Crate cuda_std[−][src]

Expand description

CUDA Standard Library

The CUDA Standard Library provides a curated set of abstractions for writing performant, reliable, and understandable GPU kernels using the Rustc NVVM backend.

This library will build on non-nvptx targets or targets not using the nvvm backend. However, it will not be usable, and it will throw linker errors if you attempt to use most of the functions in the library. However, kernel automatically cfg-gates the function annotated for nvptx64 or nvptx, therefore, no “actual” functions from this crate should be used when compiling for a non-nvptx target.

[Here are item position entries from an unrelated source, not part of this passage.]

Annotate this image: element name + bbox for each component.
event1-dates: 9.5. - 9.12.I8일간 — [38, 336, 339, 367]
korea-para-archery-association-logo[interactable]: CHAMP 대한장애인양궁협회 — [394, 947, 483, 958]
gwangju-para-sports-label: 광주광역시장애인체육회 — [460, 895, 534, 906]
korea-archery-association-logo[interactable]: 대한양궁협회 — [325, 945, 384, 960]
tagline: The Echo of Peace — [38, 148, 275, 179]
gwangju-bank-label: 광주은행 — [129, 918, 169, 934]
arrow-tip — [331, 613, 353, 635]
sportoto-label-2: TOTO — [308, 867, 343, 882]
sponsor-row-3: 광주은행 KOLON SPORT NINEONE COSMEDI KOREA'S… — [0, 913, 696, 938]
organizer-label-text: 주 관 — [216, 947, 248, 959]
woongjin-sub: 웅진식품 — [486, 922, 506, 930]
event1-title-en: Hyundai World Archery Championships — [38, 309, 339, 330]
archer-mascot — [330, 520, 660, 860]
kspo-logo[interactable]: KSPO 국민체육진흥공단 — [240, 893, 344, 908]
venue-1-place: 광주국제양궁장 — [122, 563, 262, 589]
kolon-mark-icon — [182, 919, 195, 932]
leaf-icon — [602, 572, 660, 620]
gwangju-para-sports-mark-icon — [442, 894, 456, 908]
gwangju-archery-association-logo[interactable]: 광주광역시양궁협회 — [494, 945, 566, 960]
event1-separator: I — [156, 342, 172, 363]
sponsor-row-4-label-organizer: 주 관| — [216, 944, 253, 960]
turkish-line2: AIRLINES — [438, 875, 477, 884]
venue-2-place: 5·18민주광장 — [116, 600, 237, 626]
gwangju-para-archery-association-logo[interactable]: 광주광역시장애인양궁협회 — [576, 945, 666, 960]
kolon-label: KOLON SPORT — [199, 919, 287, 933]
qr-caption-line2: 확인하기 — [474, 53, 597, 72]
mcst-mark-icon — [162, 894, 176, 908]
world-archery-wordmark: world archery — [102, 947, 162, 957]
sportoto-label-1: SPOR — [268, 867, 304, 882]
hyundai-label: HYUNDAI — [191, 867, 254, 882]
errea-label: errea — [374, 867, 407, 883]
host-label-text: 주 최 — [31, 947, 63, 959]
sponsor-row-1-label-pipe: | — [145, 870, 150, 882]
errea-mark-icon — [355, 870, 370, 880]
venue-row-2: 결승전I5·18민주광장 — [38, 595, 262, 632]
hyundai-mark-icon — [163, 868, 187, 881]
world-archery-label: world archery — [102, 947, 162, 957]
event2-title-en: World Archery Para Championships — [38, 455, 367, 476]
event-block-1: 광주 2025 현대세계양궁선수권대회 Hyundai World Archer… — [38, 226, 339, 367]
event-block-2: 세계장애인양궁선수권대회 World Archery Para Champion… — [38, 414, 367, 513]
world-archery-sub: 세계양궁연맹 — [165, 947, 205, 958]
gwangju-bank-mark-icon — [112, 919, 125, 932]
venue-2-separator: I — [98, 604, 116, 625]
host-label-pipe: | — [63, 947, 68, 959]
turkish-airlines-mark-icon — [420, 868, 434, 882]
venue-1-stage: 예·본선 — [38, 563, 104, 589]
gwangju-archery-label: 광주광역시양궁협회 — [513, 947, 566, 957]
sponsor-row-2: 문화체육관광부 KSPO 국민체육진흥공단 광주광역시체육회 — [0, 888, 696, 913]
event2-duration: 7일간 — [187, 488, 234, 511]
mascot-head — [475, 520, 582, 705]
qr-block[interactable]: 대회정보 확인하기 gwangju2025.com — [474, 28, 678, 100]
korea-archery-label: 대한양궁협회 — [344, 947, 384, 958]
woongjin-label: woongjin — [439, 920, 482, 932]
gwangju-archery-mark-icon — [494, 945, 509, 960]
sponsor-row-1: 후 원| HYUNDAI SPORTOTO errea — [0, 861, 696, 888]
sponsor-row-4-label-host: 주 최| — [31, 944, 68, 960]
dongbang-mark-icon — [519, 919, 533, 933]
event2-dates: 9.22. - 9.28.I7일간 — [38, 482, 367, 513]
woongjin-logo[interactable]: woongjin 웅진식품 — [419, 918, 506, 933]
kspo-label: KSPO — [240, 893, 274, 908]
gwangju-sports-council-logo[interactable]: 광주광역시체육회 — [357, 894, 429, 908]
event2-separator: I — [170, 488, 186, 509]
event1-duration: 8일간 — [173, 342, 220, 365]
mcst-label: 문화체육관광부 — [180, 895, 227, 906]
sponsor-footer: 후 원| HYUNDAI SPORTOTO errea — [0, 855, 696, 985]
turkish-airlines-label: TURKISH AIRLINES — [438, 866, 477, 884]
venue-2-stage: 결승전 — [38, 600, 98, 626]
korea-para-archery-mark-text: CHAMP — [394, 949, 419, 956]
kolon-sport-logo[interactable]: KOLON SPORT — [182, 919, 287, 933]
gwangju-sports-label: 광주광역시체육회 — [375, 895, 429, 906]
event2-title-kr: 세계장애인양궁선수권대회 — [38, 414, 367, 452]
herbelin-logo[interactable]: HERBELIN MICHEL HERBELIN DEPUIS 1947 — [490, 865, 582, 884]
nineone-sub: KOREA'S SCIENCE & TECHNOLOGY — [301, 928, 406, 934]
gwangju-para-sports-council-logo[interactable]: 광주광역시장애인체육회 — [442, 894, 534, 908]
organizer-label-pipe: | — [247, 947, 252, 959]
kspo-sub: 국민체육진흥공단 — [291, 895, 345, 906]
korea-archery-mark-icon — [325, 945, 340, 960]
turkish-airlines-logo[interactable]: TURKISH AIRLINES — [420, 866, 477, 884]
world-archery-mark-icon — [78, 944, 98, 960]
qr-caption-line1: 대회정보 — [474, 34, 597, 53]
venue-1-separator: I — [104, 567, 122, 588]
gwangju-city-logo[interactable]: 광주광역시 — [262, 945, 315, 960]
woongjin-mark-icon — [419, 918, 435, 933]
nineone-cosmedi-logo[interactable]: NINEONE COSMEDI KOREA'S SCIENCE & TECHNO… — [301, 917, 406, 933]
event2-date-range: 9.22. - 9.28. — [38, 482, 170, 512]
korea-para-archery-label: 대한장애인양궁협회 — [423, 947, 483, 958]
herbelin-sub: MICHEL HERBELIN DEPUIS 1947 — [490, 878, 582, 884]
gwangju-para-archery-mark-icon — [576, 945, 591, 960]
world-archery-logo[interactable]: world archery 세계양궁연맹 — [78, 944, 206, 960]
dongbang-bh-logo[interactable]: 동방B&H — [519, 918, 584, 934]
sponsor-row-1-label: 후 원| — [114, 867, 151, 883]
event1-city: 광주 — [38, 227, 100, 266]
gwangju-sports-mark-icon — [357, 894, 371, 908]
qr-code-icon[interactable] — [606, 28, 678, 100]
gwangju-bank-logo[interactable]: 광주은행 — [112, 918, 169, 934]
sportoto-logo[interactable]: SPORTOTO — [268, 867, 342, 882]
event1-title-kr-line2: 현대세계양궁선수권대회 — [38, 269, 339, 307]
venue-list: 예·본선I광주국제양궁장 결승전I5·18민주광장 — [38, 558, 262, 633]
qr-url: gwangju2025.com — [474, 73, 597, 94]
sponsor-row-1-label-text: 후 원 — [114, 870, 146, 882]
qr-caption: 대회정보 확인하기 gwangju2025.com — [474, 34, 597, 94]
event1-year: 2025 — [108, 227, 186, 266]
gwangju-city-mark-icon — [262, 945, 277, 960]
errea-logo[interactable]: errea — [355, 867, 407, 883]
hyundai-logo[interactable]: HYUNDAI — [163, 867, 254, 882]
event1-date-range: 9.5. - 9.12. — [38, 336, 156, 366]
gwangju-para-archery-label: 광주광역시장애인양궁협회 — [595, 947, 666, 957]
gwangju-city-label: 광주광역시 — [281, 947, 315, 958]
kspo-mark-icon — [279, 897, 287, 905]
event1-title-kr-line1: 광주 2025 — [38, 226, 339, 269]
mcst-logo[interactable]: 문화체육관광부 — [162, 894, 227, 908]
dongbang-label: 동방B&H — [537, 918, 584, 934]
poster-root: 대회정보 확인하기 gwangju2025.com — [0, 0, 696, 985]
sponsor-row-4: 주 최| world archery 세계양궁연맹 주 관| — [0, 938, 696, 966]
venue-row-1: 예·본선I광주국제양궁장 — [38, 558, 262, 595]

This crate cannot be used with the llvm ptx backend either, it heavily relies on external functions implicitly defined by the nvvm backend, as well as internal attributes.

Structure

This library tries to follow the structure of the Rust standard library to some degree, where different concepts are separated into their own modules.

The Prelude

In order to simplify imports, we provide a prelude module which contains GPU analogues to standard library structures as well as common imports such as thread.

Re-exports

pub use float::GpuFloat;

pub use half;

pub use vek;

Modules

float

Trait for float intrinsics for making floats work in no_std gpu environments.

intrinsics

Raw libdevice math intrinsics.

io

Utilities for printing to stdout from GPU threads.

mem

Support for allocating memory and using alloc using CUDA memory allocation system-calls.

misc

Misc functions that do not exactly fit into other categories.

prelude

ptr

CUDA-specific pointer handling logic.

shared

Static and Dynamic shared memory handling.

thread

Functions for dealing with the parallel thread execution model employed by CUDA.

warp

Functions that work over warps of threads.

Macros

assert_eq

Asserts that two expression are equal and returns an AssertionFailed error to the application that launched the kernel if it is not true.

assert_ne

Asserts that two expression are not equal and returns an AssertionFailed error to the application that launched the kernel if it is not true.

print

Alternative to print! which works on CUDA. See print for more info.

println

Alternative to println! which works on CUDA. See print for more info.

shared_array

Statically allocates a buffer large enough for len elements of array_type, yielding a *mut array_type that points to uninitialized shared memory. len must be a constant expression.

Structs

bf16

A 16-bit floating point type implementing the bfloat16 format.

f16

A 16-bit floating point type implementing the IEEE 754-2008 standard binary16 a.k.a half format.

Traits

FloatExt

Extension trait for f32 and f64 which provides high level functions for low level intrinsics for common math operations. You should generally use these functions over “manual” implementations because they are often much faster.

Attribute Macros

address_space

Notifies the codegen to put a static/static mut inside of a specific memory address space. This is mostly for internal use and/or advanced users, as the codegen and cuda_std handle address space placement implicitly. Improper use of this macro could yield weird or undefined behavior.

externally_visible

Notifies the codegen that this function is externally visible and should not be removed if it is not used by a kernel. Usually used for linking with other PTX/cubin files.

gpu_only

Creates a cpu version of the function which panics and cfg-gates the function for only nvptx/nvptx64.

kernel

Registers a function as a gpu kernel.